Obviously I am particularly interested in shared themes between Great Books' authors and the Bible, given my particular interest in the Bible. Of course, it is also fun to find things that sound familiar for other reasons. Having defeated Darius and conquered Persia, Alexander was giving his troops a rest for several months and was being very generous is spreading the spoils of war around. Plutarch writes:
But when he perceived his favourites grow so luxurious and extravagant in their way of living and expenses that Hagnon, the Teian, wore silver nails in his shoes, that Leonnatus employed several camels only to bring him powder out of Egypt to use when he wrestled, and that Philotas had hunting nets a hundred furlongs in length, that more used precious ointment than plain oil when they went to bathe, and that they carried about servants everywhere with them to rub them and wait upon them in their chambers, he reproved them in gentle and reasonable terms, telling them he wondered that they who had been engaged in so many single battles did not know by experience, that those who labour sleep more sweetly and soundly than those who are laboured for, and could fail to see by comparing the Persians' manner of living with their own that it was the most abject and slavish condition to be voluptuous, but the most noble and royal to undergo pain and labour.
Full selection. This reminds me of the scenes following the big heist in mafia movies in which the crew gets a little ostentatious with its spending and gives the boss angina.

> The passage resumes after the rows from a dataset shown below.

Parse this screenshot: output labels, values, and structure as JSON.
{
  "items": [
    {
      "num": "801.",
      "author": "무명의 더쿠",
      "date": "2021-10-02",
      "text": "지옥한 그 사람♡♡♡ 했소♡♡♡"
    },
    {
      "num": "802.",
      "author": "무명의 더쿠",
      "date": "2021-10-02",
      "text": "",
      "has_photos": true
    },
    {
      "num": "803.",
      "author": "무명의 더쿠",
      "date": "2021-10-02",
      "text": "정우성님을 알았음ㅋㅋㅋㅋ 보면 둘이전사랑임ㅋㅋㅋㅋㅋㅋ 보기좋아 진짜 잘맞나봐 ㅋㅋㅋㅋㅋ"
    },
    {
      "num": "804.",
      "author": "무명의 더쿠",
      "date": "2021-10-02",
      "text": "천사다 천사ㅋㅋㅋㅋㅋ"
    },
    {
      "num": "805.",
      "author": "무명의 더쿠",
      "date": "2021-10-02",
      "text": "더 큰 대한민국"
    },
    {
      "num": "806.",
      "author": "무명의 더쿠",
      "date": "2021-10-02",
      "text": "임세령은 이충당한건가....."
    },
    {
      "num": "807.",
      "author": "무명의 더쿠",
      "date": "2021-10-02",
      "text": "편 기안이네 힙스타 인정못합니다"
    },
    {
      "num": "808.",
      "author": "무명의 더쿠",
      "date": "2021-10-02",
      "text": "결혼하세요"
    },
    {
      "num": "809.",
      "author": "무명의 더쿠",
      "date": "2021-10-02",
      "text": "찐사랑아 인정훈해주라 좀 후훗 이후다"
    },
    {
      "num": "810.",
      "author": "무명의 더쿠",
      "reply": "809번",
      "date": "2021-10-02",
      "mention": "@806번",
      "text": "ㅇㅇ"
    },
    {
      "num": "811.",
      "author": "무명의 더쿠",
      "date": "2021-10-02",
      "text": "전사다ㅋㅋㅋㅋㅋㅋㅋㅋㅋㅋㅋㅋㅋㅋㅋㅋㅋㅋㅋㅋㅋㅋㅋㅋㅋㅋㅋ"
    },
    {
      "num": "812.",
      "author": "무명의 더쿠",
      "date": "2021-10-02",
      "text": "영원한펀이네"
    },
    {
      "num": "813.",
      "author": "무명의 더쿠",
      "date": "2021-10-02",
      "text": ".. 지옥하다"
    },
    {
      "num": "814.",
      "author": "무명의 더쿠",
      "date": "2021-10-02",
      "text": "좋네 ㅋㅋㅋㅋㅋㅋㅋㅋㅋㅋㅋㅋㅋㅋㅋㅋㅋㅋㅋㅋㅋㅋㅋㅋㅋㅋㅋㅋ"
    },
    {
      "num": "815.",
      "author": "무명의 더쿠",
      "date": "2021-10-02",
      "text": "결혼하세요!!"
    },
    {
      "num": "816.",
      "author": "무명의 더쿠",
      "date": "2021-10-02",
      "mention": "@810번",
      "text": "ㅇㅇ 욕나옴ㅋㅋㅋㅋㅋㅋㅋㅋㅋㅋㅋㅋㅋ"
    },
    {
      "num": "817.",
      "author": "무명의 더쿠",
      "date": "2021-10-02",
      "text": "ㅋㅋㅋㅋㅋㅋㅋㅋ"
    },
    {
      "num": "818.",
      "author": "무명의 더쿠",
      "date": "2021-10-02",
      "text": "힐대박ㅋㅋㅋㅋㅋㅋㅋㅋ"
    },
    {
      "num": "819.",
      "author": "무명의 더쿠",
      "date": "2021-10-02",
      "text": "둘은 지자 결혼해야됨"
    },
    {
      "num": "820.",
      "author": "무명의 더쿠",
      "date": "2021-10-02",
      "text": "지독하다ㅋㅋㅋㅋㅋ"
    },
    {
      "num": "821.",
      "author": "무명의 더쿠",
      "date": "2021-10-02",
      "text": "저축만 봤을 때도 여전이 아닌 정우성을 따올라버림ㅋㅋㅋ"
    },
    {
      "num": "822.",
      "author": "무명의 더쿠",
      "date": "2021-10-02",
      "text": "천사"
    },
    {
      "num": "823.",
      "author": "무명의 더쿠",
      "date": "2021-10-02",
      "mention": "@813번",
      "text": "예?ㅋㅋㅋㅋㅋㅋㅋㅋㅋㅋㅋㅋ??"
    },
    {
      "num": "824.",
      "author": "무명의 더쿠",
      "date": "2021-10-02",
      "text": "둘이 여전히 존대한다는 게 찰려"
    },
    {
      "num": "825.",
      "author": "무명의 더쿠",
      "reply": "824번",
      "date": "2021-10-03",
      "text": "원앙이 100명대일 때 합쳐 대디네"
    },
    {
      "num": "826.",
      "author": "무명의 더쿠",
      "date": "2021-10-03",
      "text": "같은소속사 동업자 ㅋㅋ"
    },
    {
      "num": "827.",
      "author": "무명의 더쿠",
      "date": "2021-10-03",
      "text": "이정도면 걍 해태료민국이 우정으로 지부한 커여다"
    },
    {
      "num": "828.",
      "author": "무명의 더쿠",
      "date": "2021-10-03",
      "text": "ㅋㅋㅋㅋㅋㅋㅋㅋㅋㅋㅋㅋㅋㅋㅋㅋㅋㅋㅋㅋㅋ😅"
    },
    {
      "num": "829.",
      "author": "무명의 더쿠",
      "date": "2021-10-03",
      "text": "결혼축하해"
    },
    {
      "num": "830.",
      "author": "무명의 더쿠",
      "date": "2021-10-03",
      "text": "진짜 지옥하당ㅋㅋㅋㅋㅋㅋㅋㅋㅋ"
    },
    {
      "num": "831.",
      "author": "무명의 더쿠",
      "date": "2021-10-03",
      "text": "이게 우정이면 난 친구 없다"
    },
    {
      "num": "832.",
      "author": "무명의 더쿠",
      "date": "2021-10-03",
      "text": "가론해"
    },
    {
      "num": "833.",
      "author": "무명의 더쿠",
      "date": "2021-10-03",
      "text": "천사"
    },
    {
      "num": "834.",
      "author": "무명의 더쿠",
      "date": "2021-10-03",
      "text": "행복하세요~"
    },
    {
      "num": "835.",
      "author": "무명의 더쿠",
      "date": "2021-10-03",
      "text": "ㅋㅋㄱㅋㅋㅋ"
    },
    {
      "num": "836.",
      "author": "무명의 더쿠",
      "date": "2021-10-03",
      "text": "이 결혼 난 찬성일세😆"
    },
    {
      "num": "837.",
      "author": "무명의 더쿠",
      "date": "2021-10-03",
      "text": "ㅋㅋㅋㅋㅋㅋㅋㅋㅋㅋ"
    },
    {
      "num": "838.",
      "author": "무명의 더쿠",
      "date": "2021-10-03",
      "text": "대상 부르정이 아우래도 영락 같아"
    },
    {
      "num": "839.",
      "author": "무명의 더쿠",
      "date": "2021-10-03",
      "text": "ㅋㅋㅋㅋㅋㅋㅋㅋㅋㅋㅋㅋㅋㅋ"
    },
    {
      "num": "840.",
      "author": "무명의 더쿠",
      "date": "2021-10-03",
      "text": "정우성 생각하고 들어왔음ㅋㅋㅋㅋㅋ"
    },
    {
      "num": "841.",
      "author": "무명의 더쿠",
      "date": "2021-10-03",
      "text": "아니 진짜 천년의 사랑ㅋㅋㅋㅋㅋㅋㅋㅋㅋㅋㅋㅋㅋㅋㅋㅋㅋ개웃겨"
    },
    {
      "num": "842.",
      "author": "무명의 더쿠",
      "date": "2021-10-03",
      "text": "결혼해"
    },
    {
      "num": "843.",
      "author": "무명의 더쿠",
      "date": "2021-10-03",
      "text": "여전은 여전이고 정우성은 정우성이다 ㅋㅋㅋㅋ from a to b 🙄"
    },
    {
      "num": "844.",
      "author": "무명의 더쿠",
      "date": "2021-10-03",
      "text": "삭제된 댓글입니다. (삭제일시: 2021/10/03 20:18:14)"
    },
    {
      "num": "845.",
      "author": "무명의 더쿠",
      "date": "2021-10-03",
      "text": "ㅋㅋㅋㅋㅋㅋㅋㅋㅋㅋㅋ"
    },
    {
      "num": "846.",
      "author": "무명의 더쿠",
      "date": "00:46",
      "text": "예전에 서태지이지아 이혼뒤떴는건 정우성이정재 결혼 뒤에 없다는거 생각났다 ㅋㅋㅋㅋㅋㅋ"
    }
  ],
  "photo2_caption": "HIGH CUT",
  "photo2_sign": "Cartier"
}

Alexander is quoted as reminded his troops, "Are you still to learn that the end and perfection of our victories is to avoid the vices and infirmities of those whom we subdue?" I'd like to hear this in a speech about the Global War on Terror.

Monday, February 28, 2011

Failed Plots to Kill Hitler

Once a month at Chalice the young people watch a movie immediately after the 11:00 a.m. service. This Sunday we watched Valkyrie. As you either already know, or likely guessed from the title of the post, this is a story about a plot to kill Adolf Hilter. We see a man who loved his country enough to leave parts of his own body on the battle field, commit treason. Doing so, he knowingly endangers his wife and children.

On Saturday, my newly formed Breakfast Club had our second meeting to discuss Bonhoeffer's Cost of Discipleship. Bonhoeffer was a brilliant theologian, a pacifist, and someone involved in a plot to kill Hitler. He explained, “If I see a madman driving a car into a group of innocent bystanders, then I can’t, as a Christian, simply wait for the catastrophe and then comfort the wounded and bury the dead. I must try to wrestle the steering wheel out of the hands of the driver.” Bonhoeffer, like all of the semi-fictionalized characters in Valkyrie, was executed for his role in the plot.

One function of Adolf Hitler and Nazis generally in our public discourse is to stand in for ultimate evil. Unfortunately, we often simply use this ultimate evil as something to call our political foes. Goodwin's law only partially sarcastically provides, "As an online discussion grows longer, the probability of a comparison involving Nazis or Hitler approaches 1."

In my discussion with the youth after Valkyrie and in reading about Bonhoeffer's choice, I find ultimate evil giving rise to a surprisingly subtle question. When is something so evil as to require an exception to your moral code? When does righteousness call you to commit treason, or to turn your back on your life long moral commitment to pacifism?